Help implementing Plackett-Luce model in Stan with ties, ranked predictors, and rater covariates

Hi all,

I’m working on implementing a Plackett-Luce model in Stan and have run into a few issues, particularly around modeling ties in the rankings and including multiple ranked predictors and covariates for raters and participants.

I’ve used the following resources to get me this far:

What I’m trying to do:

  • Each rater ranks a subset of participants on a set of traits (e.g., predictor_trait1, predictor_trait2, …, trait_DV).
  • The outcome is a ranking (trait_DV), and I want to model it as a function of rankings on other traits (predictor_trait1, etc.).
  • I also have rater-level covariates (e.g., rater_gender) and participant-level covariates (e.g., participant_gender) that I’d like to include as fixed effects, and optionally their interaction.
  • Some raters tied participants on some traits, meaning they assigned the same rank to multiple participants.

Data format:

The data is currently in long format like this:

rater_id participant_id trait rank rater_gender participant_gender
r1 p1 predictor_trait1 1 male female
r1 p2 predictor_trait1 2 male male
r1 p3 predictor_trait1 2 male female
r1 p1 trait_DV 1 male female
# toy data
data <- tibble::tibble(
  participant_id = c(101, 102, 103, 104, 101, 102, 103, 104),
  trait          = c("predictor_trait1_IV", "predictor_trait1_IV", "predictor_trait1_IV", "predictor_trait1_IV",
                     "trait_DV", "trait_DV", "trait_DV", "trait_DV"),
  rater_id       = c(1, 1, 1, 1, 1, 1, 1, 1),
  rater_group    = c(1, 1, 1, 1, 1, 1, 1, 1),
  participant_group = c(0, 0, 1, 1, 0, 0, 1, 1),
  rank           = c(1, 2, 2, 4, 1, 3, 2, 4)  # ties allowed
)

What I’m not sure about:

  1. Ties: Some raters assign the same rank to multiple participants.

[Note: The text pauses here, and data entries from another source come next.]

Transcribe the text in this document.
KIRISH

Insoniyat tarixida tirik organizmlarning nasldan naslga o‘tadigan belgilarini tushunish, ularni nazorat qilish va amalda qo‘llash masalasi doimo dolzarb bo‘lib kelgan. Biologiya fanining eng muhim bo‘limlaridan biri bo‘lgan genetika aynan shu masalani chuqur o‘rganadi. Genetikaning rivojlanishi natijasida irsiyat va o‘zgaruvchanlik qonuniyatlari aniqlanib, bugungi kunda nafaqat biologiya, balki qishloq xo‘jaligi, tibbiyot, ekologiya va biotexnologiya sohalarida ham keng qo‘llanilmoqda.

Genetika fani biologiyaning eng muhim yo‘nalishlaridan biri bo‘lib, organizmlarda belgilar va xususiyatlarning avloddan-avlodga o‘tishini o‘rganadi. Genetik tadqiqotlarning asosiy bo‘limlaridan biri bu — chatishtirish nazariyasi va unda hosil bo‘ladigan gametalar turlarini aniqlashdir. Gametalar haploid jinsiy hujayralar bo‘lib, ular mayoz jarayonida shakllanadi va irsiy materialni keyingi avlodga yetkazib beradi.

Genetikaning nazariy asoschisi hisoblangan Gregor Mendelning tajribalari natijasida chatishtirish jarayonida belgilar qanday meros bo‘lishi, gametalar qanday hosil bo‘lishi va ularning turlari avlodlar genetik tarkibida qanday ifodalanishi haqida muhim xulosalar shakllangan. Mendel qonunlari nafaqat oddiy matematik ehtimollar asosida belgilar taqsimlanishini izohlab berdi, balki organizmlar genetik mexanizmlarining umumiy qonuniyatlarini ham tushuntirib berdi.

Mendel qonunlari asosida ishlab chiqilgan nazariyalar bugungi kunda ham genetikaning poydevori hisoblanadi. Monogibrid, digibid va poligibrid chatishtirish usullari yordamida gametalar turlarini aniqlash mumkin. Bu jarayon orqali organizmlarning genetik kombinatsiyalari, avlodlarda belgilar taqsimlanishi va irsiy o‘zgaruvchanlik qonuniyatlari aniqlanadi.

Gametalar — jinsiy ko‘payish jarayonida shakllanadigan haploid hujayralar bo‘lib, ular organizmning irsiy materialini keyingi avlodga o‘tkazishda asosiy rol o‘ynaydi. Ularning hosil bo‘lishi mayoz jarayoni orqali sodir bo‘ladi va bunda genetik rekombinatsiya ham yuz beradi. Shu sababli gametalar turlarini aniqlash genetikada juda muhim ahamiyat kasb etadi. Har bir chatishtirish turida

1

Can the Plackett-Luce model in Stan handle this natively? If not, is there a common workaround?
  2. Predictors: I want to model trait_DV rankings as a function of the other ranked traits — all on the ranking scale. Does multiplying each trait’s rank by a corresponding beta coefficient make sense, or is there a better way to structure that part of the model?
  3. General model structure: Does the following Stan structure make conceptual sense? I’m currently modeling the outcome as a categorical rank using trait-based rankings as predictors. I’d like to know if this approach reasonably approximates a Plackett-Luce model or if I should move toward a full ranking-based likelihood with support for ties.

Example model:

data {
  int<lower=1> n_obs;
  int<lower=1> n_traits;
  int<lower=1> n_raters;

  int<lower=1> trait_DV_rank[n_obs];  // outcome: ranking of DV trait
  real rank[n_obs];                   // predictors: ranks of other traits
  int<lower=1> trait_id[n_obs];       // which predictor trait this row is
  int<lower=1> rater_id[n_obs];       // rater identity
  int<lower=0, upper=1> rater_gender[n_obs];
  int<lower=0, upper=1> participant_gender[n_obs];
}

parameters {
  real alpha;
  vector[n_traits] beta;
  real beta_rater_gender;
  real beta_participant_gender;
  real beta_interaction;

  vector[n_raters] rater_intercepts;
  real<lower=0> sigma_rater;
}

model {
  vector[n_obs] eta;

  beta ~ normal(0, 1);
  alpha ~ normal(0, 1);
  beta_rater_gender ~ normal(0, 1);
  beta_participant_gender ~ normal(0, 1);
  beta_interaction ~ normal(0, 1);
  rater_intercepts ~ normal(0, sigma_rater);
  sigma_rater ~ cauchy(0, 1);

  for (i in 1:n_obs) {
    eta[i] = alpha +
             beta[trait_id[i]] * rank[i] +
             beta_rater_gender * rater_gender[i] +
             beta_participant_gender * participant_gender[i] +
             beta_interaction * rater_gender[i] * participant_gender[i] +
             rater_intercepts[rater_id[i]];
  }

  trait_DV_rank ~ categorical_logit(eta);  // Likelihood
}

I think it makes sense when thinking about Plackett-Luce to back up and think about Bradley-Terry. If you can figure out what to do for ties there, then it should be easy to promote that from pairwise to K-wise rankings. There’s a literature on how to do this that I haven’t read.

One way to think about ties is to treat them as possibly coming out either way. So if you have [a = b, c], then this could be [a, b, c] or [b, a, c].

I don’t know how you could model an interaction between item-level (i.e., participant trait level) and rater-level covariates.

You mean the rank among the other participants? I would think that you would instead try to create a generative model for each item.

P.S. Weird looking at my face in a post!